The Ireland-domiciled OEIC fund, which is expecting to achieve returns around 5-6 per cent, complements the existing Muzinich Emerging Market Short Duration Fund by giving investors to the higher return potential available from regular duration emerging market credit, the firm said in a statement.

The new fund is benchmarked against the BofA Merrill Lynch Emerging Markets Corporate Liquid Index (EMCL). Warren Hyland, who is manager of both funds, and his team are aiming to outperform the index by around 150 basis points over a market cycle.

“The economic cycle is shifting. We’re moving from an environment where deflation and economic slowdown were the primary concerns to one of reflation and rising interest rates, where growth drivers are coming to the fore,” Hyland said. “That means we are seeing more opportunity for capital gains from regular duration emerging market debt, as opposed to short duration, which is more focused on capital preservation and about clipping emerging markets’ superior coupons.”

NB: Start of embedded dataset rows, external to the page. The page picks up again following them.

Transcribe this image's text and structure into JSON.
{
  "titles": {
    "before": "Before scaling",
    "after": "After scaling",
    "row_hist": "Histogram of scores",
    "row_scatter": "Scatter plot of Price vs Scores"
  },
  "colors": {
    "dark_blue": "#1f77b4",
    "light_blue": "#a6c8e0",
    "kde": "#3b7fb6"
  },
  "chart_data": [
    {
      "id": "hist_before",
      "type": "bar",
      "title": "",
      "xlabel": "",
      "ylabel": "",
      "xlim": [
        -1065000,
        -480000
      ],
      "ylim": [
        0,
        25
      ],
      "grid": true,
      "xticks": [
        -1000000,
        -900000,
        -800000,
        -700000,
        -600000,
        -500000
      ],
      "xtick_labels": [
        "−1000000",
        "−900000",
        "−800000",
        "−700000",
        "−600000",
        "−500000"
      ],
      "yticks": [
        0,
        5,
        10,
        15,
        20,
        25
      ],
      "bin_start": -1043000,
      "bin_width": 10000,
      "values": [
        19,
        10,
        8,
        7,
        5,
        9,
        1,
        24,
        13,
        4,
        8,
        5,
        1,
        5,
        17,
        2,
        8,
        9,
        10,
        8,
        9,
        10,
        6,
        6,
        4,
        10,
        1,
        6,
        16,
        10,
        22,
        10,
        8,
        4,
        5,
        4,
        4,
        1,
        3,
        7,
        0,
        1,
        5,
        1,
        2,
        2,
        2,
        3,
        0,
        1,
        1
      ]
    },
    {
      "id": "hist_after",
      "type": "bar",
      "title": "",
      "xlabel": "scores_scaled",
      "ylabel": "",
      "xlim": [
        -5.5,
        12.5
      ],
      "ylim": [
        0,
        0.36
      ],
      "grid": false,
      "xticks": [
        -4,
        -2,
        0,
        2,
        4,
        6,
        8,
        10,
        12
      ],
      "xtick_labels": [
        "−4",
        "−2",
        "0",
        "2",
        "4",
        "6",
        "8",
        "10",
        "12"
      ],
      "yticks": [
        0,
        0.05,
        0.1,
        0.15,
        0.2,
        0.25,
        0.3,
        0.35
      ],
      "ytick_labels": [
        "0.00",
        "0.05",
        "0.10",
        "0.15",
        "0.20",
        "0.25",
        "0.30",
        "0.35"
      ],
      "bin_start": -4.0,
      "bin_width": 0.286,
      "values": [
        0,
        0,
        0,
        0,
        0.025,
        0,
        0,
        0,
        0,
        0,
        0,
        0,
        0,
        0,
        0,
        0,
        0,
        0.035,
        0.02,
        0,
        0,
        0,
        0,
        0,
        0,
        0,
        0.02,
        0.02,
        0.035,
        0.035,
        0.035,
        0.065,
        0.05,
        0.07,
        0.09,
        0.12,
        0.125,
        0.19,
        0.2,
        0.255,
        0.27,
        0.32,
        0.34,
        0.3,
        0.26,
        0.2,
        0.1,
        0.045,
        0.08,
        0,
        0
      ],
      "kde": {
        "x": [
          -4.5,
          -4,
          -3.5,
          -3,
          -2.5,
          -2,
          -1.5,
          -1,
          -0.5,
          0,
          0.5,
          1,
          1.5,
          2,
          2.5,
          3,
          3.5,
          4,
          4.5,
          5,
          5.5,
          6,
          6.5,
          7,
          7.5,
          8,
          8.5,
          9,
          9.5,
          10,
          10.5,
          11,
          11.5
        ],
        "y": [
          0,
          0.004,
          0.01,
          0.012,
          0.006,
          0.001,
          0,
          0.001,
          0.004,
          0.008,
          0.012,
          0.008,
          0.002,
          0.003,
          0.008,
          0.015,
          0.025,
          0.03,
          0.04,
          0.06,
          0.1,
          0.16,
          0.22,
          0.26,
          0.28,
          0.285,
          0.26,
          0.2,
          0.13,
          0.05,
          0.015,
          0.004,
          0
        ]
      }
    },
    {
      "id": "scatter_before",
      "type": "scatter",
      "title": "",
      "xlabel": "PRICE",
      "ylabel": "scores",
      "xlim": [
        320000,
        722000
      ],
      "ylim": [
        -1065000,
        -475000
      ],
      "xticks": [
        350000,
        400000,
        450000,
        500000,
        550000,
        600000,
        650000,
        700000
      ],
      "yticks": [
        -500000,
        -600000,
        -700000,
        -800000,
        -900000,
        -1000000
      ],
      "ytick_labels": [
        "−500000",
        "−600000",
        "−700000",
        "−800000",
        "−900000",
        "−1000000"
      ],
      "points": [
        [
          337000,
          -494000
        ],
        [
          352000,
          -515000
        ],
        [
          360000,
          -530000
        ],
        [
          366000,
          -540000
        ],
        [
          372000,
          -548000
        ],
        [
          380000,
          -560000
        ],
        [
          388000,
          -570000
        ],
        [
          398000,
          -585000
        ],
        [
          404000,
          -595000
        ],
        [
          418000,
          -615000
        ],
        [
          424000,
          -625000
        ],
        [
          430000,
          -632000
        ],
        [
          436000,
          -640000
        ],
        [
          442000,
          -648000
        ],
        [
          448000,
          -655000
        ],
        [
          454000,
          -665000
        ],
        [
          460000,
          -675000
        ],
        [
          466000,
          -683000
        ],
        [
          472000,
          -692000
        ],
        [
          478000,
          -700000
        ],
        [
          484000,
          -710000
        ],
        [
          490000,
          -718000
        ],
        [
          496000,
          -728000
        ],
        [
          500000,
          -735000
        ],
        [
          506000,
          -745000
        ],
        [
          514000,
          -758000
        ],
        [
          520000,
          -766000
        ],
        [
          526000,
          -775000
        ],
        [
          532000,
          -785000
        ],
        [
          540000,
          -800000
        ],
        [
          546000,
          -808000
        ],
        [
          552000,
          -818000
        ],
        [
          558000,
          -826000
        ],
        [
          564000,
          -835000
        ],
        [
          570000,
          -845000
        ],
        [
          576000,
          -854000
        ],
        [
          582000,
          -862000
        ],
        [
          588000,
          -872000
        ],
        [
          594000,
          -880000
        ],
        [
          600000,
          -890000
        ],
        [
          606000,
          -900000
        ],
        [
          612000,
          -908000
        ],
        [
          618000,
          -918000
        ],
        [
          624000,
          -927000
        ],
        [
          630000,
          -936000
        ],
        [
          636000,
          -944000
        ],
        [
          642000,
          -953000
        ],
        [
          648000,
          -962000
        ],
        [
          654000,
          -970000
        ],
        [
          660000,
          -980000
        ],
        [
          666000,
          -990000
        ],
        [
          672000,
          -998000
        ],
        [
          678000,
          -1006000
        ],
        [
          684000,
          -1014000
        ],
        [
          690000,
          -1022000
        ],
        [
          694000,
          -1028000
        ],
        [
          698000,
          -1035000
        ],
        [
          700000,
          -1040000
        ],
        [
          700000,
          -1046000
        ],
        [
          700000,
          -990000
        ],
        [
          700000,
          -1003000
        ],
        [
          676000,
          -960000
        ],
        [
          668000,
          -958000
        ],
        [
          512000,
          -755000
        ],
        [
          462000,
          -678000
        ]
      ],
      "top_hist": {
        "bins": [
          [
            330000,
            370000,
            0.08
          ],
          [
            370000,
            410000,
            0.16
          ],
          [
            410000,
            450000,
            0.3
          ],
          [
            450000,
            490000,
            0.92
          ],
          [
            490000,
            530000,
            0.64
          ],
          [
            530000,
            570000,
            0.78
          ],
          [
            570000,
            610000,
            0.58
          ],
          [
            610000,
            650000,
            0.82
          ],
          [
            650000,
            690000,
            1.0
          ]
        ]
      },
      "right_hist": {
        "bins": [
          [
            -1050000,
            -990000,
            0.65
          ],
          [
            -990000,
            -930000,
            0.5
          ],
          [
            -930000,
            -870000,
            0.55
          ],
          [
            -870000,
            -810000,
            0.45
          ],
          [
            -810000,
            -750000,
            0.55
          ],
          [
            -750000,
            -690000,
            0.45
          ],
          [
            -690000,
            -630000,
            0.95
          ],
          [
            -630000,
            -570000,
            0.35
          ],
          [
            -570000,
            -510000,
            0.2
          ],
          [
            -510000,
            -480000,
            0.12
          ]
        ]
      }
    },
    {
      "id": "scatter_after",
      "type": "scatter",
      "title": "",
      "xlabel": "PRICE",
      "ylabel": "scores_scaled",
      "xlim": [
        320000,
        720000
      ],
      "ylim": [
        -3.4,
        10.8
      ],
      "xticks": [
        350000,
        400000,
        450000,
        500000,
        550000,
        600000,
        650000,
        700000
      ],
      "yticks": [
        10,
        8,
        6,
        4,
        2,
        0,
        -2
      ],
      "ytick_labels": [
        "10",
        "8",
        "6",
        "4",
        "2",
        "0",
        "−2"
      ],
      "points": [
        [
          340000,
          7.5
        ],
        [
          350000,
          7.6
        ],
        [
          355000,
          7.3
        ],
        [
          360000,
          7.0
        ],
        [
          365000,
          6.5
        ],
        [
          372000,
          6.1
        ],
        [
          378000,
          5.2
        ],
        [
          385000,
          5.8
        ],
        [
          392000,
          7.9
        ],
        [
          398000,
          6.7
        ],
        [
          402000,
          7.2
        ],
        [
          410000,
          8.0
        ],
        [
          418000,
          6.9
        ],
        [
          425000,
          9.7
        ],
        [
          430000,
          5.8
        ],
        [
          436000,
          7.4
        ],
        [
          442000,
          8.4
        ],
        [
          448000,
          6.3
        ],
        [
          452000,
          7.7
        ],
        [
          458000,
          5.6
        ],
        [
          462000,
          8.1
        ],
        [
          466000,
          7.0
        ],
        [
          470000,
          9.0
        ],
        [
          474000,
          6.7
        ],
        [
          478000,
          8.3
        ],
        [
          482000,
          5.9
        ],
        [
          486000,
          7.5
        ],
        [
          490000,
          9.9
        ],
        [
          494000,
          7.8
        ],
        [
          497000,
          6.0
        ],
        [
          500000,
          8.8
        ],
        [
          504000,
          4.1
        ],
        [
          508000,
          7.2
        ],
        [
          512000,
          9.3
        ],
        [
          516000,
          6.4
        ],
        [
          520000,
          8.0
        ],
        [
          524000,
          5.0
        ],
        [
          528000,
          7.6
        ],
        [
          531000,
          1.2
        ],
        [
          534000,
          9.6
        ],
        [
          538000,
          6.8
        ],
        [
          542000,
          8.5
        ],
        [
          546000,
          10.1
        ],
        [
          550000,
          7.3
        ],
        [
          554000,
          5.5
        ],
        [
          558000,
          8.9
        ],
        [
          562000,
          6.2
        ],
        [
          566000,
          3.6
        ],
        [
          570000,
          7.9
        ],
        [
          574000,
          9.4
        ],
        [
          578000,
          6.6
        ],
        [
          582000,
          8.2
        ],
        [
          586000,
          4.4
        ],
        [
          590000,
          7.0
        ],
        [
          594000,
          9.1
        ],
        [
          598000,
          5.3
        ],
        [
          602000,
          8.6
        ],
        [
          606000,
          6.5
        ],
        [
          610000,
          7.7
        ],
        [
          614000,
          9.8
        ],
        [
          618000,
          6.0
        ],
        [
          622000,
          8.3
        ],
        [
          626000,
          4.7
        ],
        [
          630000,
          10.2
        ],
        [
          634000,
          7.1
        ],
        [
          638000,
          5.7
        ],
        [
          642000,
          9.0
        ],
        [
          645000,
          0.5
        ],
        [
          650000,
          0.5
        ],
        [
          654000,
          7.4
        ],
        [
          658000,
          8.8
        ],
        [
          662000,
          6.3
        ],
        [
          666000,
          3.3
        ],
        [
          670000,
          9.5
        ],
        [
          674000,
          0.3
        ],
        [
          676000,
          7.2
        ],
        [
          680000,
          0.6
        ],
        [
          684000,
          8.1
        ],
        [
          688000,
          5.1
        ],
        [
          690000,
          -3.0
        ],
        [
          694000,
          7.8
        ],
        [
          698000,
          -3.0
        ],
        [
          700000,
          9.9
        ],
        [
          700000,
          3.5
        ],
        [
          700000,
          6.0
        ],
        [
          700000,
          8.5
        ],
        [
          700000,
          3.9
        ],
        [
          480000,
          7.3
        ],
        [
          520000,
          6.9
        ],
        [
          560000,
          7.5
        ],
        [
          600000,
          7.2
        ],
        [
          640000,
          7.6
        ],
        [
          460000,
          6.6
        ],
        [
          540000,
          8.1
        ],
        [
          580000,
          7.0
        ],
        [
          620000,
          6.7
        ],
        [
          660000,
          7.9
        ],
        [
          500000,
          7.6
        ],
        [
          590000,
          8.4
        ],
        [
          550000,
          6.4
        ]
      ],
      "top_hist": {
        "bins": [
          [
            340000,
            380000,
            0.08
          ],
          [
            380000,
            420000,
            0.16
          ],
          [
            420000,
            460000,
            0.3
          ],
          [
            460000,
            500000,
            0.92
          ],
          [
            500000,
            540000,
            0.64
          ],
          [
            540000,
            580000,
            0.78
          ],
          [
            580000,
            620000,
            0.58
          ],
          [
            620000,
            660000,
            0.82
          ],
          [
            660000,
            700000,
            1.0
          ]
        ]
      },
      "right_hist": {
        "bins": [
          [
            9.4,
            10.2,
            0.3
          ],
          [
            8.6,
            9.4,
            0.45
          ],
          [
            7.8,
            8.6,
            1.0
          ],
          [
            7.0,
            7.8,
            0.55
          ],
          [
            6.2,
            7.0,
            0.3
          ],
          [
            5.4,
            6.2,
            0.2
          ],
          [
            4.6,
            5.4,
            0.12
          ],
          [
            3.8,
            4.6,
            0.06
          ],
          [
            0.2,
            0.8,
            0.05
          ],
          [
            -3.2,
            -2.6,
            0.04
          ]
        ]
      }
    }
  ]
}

The fund will invest in hard currency denominated debt – currencies commonly used in international trade and capital markets, such as the US dollar, yen, euro and sterling. This avoids investors being exposed to risks associated with investing in local currencies.

“Currency markets can be very volatile and this is especially the case for emerging markets. Our expertise is in bottom-up, fundamental credit research, which Muzinich has been doing very successfully for more than 30 years,” Hyland added. “Our core approach to credit investing – whatever the underlying market – remains an explicit focus on capital preservation, achieved by undertaking rigorous bottom-up credit research into each and every company we consider for our portfolios, and only loaning money to companies that we believe will be able to meet their debt repayments over the term of the bond."